Cette même mystique wagnérienne de la Foi qui ne tolère aucun doute auréole de son nimbe la figure du Führer allemand. C’est en elle qu’il puise toutes ses forces ; elle est l’unique support légal de sa mission mystique. S’il porte le titre de Chancelier, c’est par nécessité plutôt que par goût. À la mort de Hindenburg, il refuse le titre de Président d’Empire. Pourquoi ? C’est qu’il n’a que faire d’un mandat précis, temporaire et limité. Il a « réveillé » l’Allemagne, comme Lohengrin est apparu à Elsa, et il lui faut maintenant organiser ce Troisième Reich, rêve éblouissant, dont la réalisation, d’après ses estimations, prendra au moins mille ans. Théoriquement, ses pouvoirs ne doivent donc expirer qu’après mille ans. Et ce même nimbe mystique de la Foi auréole aussi ce Troisième Reich qui, si vous y regardez de près, est bien un mythe plutôt qu’un État réel. Car un État, au moins pour nos cerveaux rationalistes et politiciens français, c’est une Constitution qui départage les fonctions et les pouvoirs ; ce sont des partis et des programmes politiques où se formule la volonté populaire ; c’est enfin un contrôle parlementaire. Mais rien de pareil ne saurait convenir au Troisième Reich. La volonté unanime du peuple, elle est incarnée dans le Führer, qui seul sait lire la pensée secrète de la foule qu’elle-même ignore et ne peut reconnaître que quand le Chef la lui présente. S’il permet de se manifester à cette volonté populaire, c’est uniquement par les acclamations ou par un plébiscite qui lui-même n’est et ne doit être qu’un acte de foi. Imagine-t-on un absolutisme plus illimité, un pouvoir personnel plus incontrôlable ? Et cependant, par un étrange paradoxe, cet absolutisme prétend seul réaliser l’expression unanime de la démocratie et réaliser le vrai socialisme.

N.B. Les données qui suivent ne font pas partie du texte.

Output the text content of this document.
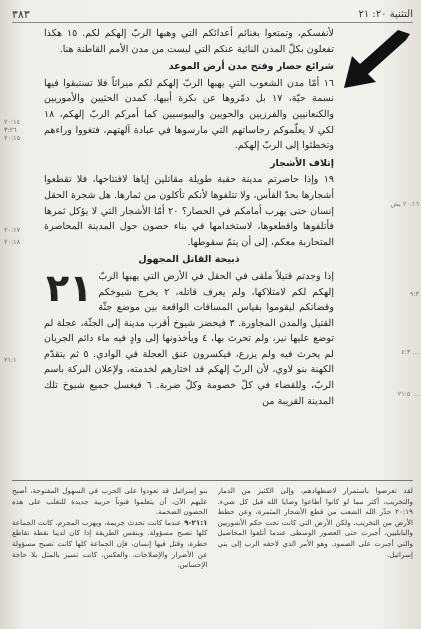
التثنية ٢٠: ٢١
٣٨٣
٢٠:١٤
٣:٢٦
٢٠:١٥
٢٠:١٧
٢٠:١٨
٢١:١
٢٠:١٦ يش
٩:٣
٤:٣ …
٢١:٥ …

لأنفسكم، وتمتعوا بغنائم أعدائكم التي وهبها الربّ إلهكم لكم. ١٥ هكذا تفعلون بكلّ المدن النائية عنكم التي ليست من مدن الأمم القاطنة هنا.

شرائع حصار وفتح مدن أرض الموعد

١٦ أمّا مدن الشعوب التي يهبها الربّ إلهكم لكم ميراثاً فلا تستبقوا فيها نسمة حيّة، ١٧ بل دمّروها عن بكرة أبيها، كمدن الحثيين والأموريين والكنعانيين والفرزيين والحويين واليبوسيين كما أمركم الربّ إلهكم، ١٨ لكي لا يعلّموكم رجاساتهم التي مارسوها في عبادة آلهتهم، فتغووا وراءهم وتخطئوا إلى الربّ إلهكم.

إتلاف الأشجار

١٩ وإذا حاصرتم مدينة حقبة طويلة مقاتلين إياها لافتتاحها، فلا تقطعوا أشجارها بحدّ الفأس، ولا تتلفوها لأنكم تأكلون من ثمارها. هل شجرة الحقل إنسان حتى يهرب أمامكم في الحصار؟ ٢٠ أمّا الأشجار التي لا يؤكل ثمرها فأتلفوها واقطعوها، لاستخدامها في بناء حصون حول المدينة المحاصرة المتحاربة معكم، إلى أن يتمّ سقوطها.

ذبيحة القاتل المجهول
٢١ إذا وجدتم قتيلاً ملقى في الحقل في الأرض التي يهبها الربّ إلهكم لكم لامتلاكها، ولم يعرف قاتله، ٢ يخرج شيوخكم وقضاتكم ليقوموا بقياس المسافات الواقعة بين موضع جثّة القتيل والمدن المجاورة. ٣ فيحضر شيوخ أقرب مدينة إلى الجثّة، عجلة لم توضع عليها نير، ولم تحرث بها، ٤ ويأخذونها إلى وادٍ فيه ماء دائم الجريان لم يحرث فيه ولم يزرع، فيكسرون عنق العجلة في الوادي. ٥ ثم يتقدّم الكهنة بنو لاوي، لأن الربّ إلهكم قد اختارهم لخدمته، ولإعلان البركة باسم الربّ، وللقضاء في كلّ خصومة وكلّ ضربة. ٦ فيغسل جميع شيوخ تلك المدينة القريبة من

لقد تعرضوا باستمرار لاضطهادهم، وإلى الكثير من الدمار والتخريب، أكثر مما لو كانوا أطاعوا وصايا الله قبل كل شيء. ٢٠:١٩ حذّر الله الشعب من قطع الأشجار المثمرة، وعن خطط الأرض من التخريب. ولكن الأرض التي كانت تحت حكم الأشوريين والبابليين، اُجبرت حتى العصور الوسطى عندما أتلفوا المحاصيل والتي أجبرت على الصمود. وهو الأمر الذي لاحقه الرب إلى بني إسرائيل.

بنو إسرائيل قد تعودوا على الحرب في السهول المفتوحة، أصبح عليهم الآن، أن يتعلموا فنوناً حربية جديدة للتغلب على هذه الحصون الضخمة.

٢١:١-٩ عندما كانت تحدث جريمة، ويهرب المجرم، كانت الجماعة كلها تصبح مسؤولة. وبنفس الطريقة إذا كان لدينا نقطة تقاطع خطرة، وقتل فيها إنسان، فإن الجماعة كلها كانت تصبح مسؤولة عن الأضرار والإصلاحات. والعكس، كانت تسير بالمثل بلا حاجة الإحساس.
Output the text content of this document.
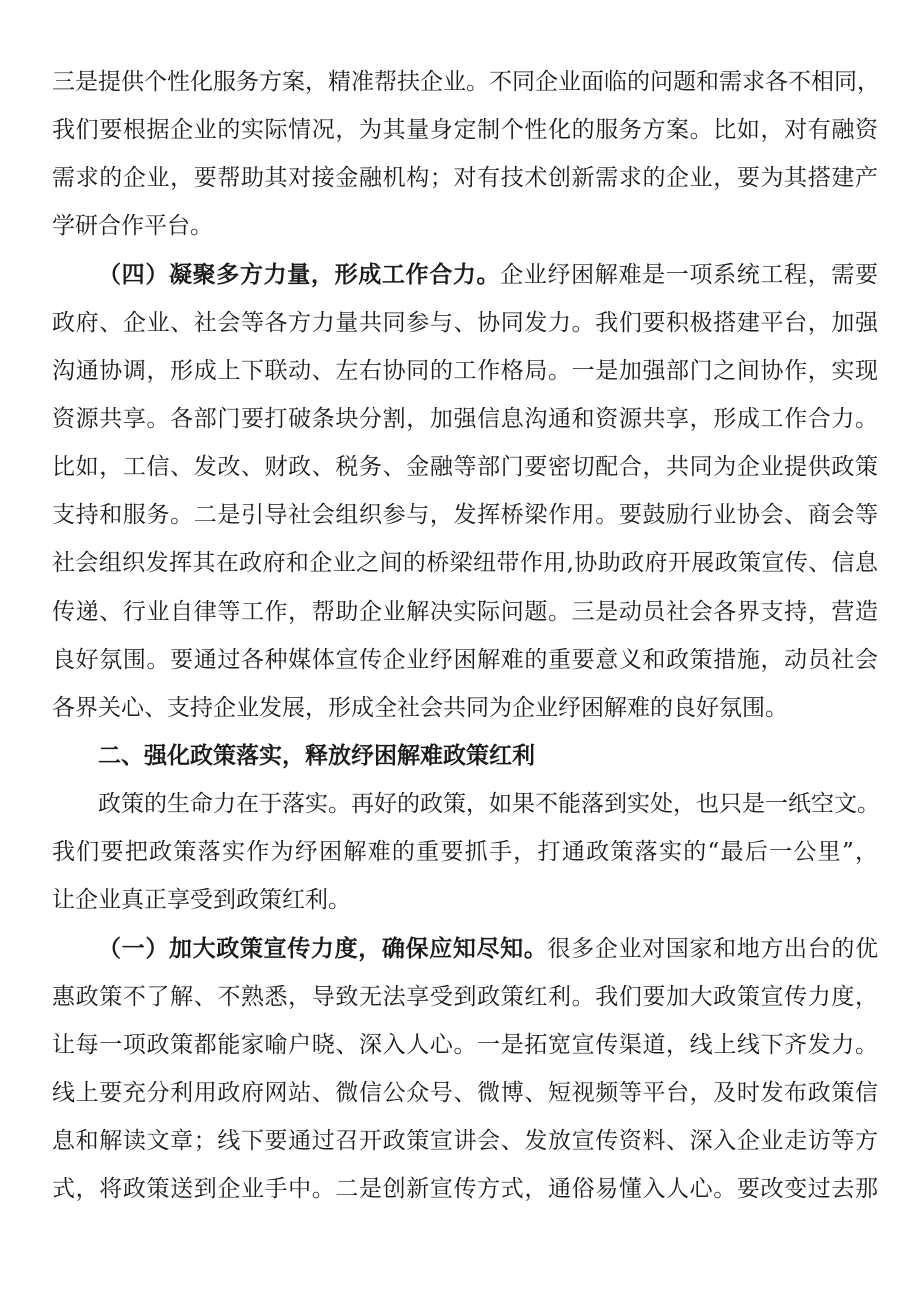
三是提供个性化服务方案，精准帮扶企业。不同企业面临的问题和需求各不相同，
我们要根据企业的实际情况，为其量身定制个性化的服务方案。比如，对有融资
需求的企业，要帮助其对接金融机构；对有技术创新需求的企业，要为其搭建产
学研合作平台。
（四）凝聚多方力量，形成工作合力。企业纾困解难是一项系统工程，需要
政府、企业、社会等各方力量共同参与、协同发力。我们要积极搭建平台，加强
沟通协调，形成上下联动、左右协同的工作格局。一是加强部门之间协作，实现
资源共享。各部门要打破条块分割，加强信息沟通和资源共享，形成工作合力。
比如，工信、发改、财政、税务、金融等部门要密切配合，共同为企业提供政策
支持和服务。二是引导社会组织参与，发挥桥梁作用。要鼓励行业协会、商会等
社会组织发挥其在政府和企业之间的桥梁纽带作用,协助政府开展政策宣传、信息
传递、行业自律等工作，帮助企业解决实际问题。三是动员社会各界支持，营造
良好氛围。要通过各种媒体宣传企业纾困解难的重要意义和政策措施，动员社会
各界关心、支持企业发展，形成全社会共同为企业纾困解难的良好氛围。
二、强化政策落实，释放纾困解难政策红利
政策的生命力在于落实。再好的政策，如果不能落到实处，也只是一纸空文。
我们要把政策落实作为纾困解难的重要抓手，打通政策落实的“最后一公里”，
让企业真正享受到政策红利。
（一）加大政策宣传力度，确保应知尽知。很多企业对国家和地方出台的优
惠政策不了解、不熟悉，导致无法享受到政策红利。我们要加大政策宣传力度，
让每一项政策都能家喻户晓、深入人心。一是拓宽宣传渠道，线上线下齐发力。
线上要充分利用政府网站、微信公众号、微博、短视频等平台，及时发布政策信
息和解读文章；线下要通过召开政策宣讲会、发放宣传资料、深入企业走访等方
式，将政策送到企业手中。二是创新宣传方式，通俗易懂入人心。要改变过去那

Cette prétention de l’État hitlérien se justifie d’abord par une mystique de la Race. L’État, tel que nous l’entendons, apparaît aux Allemands une fiction purement juridique, « le plus froid des monstres froids », comme disait Nietzsche. C’est une construction purement juridique, une forme vide et sans contenu, si la race ne lui donne une substance concrète et n’y fait circuler un sang artériel et vivifiant. Qu’est-ce donc que la race ? On en chercherait vainement dans les écrits racistes une définition précise. Cette définition de la race s’appuie-t-elle simplement sur des indices physiques, couleur des cheveux et des yeux, forme du crâne, etc. ? Mais où trouver encore chez les peuples d’Europe une race, en ce sens, homogène et pure ? Certes pas en Allemagne. Même le théoricien officiel du racisme, M. Günther, est bien obligé de le constater.

 

Corporellement et spirituellement, écrit-il, tous les hommes d’aujourd’hui sont des produits hybrides, continuellement exposés à toutes les aberrations.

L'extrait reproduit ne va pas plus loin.